As mentioned before, published studies report rates of PTSD after childbirth as varying between 1.5 and 9 percent of all births. Those who have a traumatic delivery but are not diagnosed with PTSD have fewer symptoms of the disorder or the duration of their symptoms is less than a month. These women are referred to variously as having Post-Traumatic Stress Symptoms (PTSS), Post- Traumatic Stress Effects, (PTSE), or Partial Post-Traumatic Stress Disorder (PPTSD) [6]. Trauma during pregnancy is commonly viewed as benign for the newborn when the delivery occurs normally. Our study revisits that point of view: 88,14% of women think that themselves and the baby were not seriously traumatized. The perception of traumatism during delivery ranged on the scale from 0 to 10. Perceived range of trauma during delivery was noted as minimal in 32,61% of examinees, but there are some women who ranged the delivery as more traumatic (more than range of 5/10).

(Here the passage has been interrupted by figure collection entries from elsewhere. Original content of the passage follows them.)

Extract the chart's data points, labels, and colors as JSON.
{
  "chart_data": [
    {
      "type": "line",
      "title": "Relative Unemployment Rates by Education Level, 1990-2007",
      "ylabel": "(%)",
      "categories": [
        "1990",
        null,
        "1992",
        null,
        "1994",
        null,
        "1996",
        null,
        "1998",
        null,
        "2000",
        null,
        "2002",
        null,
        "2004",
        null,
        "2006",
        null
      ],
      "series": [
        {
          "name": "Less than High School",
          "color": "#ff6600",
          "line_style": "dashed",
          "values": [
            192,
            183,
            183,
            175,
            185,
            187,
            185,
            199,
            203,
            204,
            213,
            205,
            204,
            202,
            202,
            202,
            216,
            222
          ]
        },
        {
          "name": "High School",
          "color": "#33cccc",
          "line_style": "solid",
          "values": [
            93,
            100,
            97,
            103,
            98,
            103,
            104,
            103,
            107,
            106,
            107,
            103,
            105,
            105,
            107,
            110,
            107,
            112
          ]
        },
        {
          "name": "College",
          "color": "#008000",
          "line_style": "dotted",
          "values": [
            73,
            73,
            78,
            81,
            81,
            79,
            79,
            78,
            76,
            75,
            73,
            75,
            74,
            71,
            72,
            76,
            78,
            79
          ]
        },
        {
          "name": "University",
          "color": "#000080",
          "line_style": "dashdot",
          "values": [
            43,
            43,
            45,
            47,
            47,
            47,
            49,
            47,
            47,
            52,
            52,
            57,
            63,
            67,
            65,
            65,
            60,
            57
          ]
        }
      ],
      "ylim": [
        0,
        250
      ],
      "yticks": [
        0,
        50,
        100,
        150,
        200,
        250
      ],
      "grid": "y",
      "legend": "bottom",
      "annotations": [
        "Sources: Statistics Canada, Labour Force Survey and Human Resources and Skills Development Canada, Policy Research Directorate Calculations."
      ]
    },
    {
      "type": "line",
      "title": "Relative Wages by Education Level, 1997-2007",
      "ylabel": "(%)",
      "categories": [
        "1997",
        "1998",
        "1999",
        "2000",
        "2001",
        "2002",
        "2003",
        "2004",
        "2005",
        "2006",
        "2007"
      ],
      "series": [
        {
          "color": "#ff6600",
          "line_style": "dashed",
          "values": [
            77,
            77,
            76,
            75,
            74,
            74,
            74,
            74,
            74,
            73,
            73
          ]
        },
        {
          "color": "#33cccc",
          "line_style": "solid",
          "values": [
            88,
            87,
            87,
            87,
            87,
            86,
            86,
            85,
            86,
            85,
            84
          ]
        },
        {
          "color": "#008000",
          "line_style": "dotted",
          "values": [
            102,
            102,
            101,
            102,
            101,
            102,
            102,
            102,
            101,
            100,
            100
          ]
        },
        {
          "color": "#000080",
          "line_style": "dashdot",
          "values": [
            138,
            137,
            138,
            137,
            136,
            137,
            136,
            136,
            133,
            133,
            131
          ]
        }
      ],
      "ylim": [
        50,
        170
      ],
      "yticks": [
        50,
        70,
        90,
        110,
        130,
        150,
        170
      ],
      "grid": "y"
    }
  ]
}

According to graduation of unpleasant symptoms 46,90% of women went through the delivery practically unscathed, but the labor was graduated as too long in 11,32%, and only 10,24% felled out of control during labor. Additionally, majority of women confirmed that medical staff was encouraging for them, and delivery room were hygienic and clean. In this context, follow-up is necessary, and some psychological intervention must be available. In a study of [7] the prevalence of PTSD after child-birth has been estimated to be around 3% for women meeting full diagnostic criteria and up to 9% for sub-threshold symptoms [8] showed that the social and health system could prevent psychological harm during birth and promote maternal health by measures of pain management, thoughtful attention, adequate caring, and prenatal preparation.

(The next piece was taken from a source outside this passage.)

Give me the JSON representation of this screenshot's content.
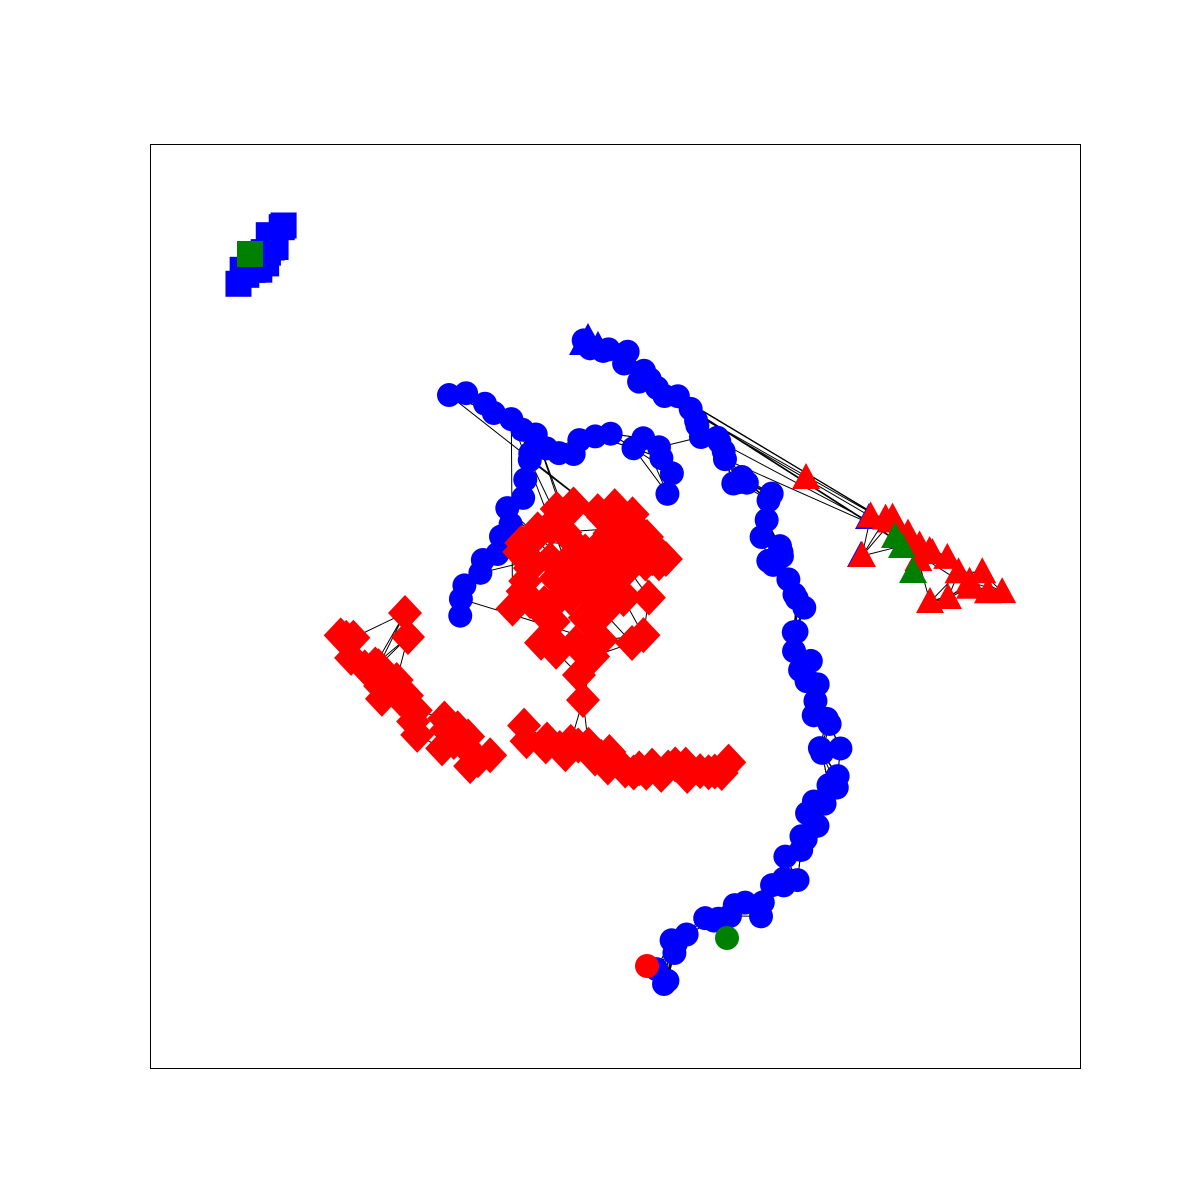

In a recent study of [9] it was suggested that childbirth is an independent stressor capable of evoking PTSD in mothers. Analysis reveals the importance of antepartum and birth related risk factors above and beyond child outcomes [10] showed that childbirth-related posttraumatic. Stress disorder occurs in 3-7% of all pregnancies and about 35% of women after preterm birth meet the criteria for acute stress reaction. Known risk factors are trait anxiety and pain intensity, whereas planned delivery mode, medical support, and positive childbirth experience are protective factors. It is interesting that changes to birth experience due to the COVID-19 pandemic have small but persistent effects on depressive and PTSD symptoms [11,12] Prenatal exposure to maternal depression increases the risk for emotional and behavioral disorders in children. In this context [13] confirmed widespread white matter alterations in 2-3-year-old children with prenatal exposure to depression which are consistent with neuroimaging findings in adults with major depression. Further, these novel associations of altered white matter integrity with cognitive development in depression-exposed children are suggesting that these neuroimaging findings may have early functional impact.
Conclusion
The presented results confirmed that birth trauma is not rare phenomena in our country, as well. Symptoms correlated with PTSD were present as unpleasant memories, anxiety, panic, traying not remember delivery, self-accusation, negative emotions, alienation, irritation/aggression, self-destruction, impulsiveness, problems with concentration, and sleeping problems. These results alarm that a better understanding of this vulnerable period of women’s life is necessary. Preventive measure is needed.